Sarge frowned, and even that looked nice on his face. “But why’d you take it all in stride? The others freaked out, just like people always freak out as they start seeing things that their minds say aren’t supposed to be real. I think you might be the first person who didn’t lose their marbles even a little.”

That wasn’t entirely true; I’d almost lost it with Robert at the beginning. And I hadn’t much liked facing down a ravening wolf, although it didn’t seem polite to say so to his face.

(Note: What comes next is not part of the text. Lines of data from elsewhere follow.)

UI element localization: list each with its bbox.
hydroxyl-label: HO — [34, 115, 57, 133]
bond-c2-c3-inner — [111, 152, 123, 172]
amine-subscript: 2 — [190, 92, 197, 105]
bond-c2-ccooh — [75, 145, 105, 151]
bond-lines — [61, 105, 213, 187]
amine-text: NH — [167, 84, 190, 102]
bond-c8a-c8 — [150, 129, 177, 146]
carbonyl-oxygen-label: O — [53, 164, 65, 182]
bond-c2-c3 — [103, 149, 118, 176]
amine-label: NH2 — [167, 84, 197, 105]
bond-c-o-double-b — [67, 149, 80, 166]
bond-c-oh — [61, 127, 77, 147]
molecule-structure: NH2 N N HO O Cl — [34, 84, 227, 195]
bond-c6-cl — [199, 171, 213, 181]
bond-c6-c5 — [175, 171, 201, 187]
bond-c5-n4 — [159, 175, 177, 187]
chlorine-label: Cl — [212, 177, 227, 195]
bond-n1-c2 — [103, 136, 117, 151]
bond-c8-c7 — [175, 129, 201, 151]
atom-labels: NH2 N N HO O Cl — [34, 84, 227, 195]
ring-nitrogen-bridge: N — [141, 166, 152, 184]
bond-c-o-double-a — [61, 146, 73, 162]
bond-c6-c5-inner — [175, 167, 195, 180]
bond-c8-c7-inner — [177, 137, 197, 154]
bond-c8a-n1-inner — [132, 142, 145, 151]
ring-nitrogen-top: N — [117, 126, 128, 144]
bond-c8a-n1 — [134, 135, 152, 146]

I picked up the toast and took a bite. “I grew up here, with my gran. My parents died when I was young.” I felt like that should explain it all. I wasn’t about to tell him how they’d died. That was not something I wanted to remember.

Sarge made a go-on gesture with one hand. I sighed. “When I was little, she’d take me around town and point things out. And . . . I could see them.” I wasn’t about to tell him that I’d ended up in a psych ward for “seeing the bogeyman” and Gran spelling me so I was unable to see the shadow world anymore.

“See them?” His eyebrows were high.

“Don’t you get all judgy on me, man who is also a wolf. Half-man.” I all but spat the words at him around a mouthful of toast. “Also, do you know where the ibuprofen is? I’m hurting after last night.”

Sarge scrounged in a cupboard near the stove and came down with a handful of over-the-counter drugs. I searched through until I found some Advil, popped two, considered it and popped a third, then dry-swallowed them.

He waited for me to keep talking, and I shrugged again. “I left at eighteen, married shortly thereafter, and never came back. I couldn’t afford to, there was no money.” I paused and stared at my mostly empty plate, thinking about Gran, about the few times I’d seen her between then and now. We’d talked on the phone at least once a week, always when Himself wasn’t around. Life was easier that way. “When I stepped into the graveyard last night, it was like I was ten years old again. I could see the monsters.”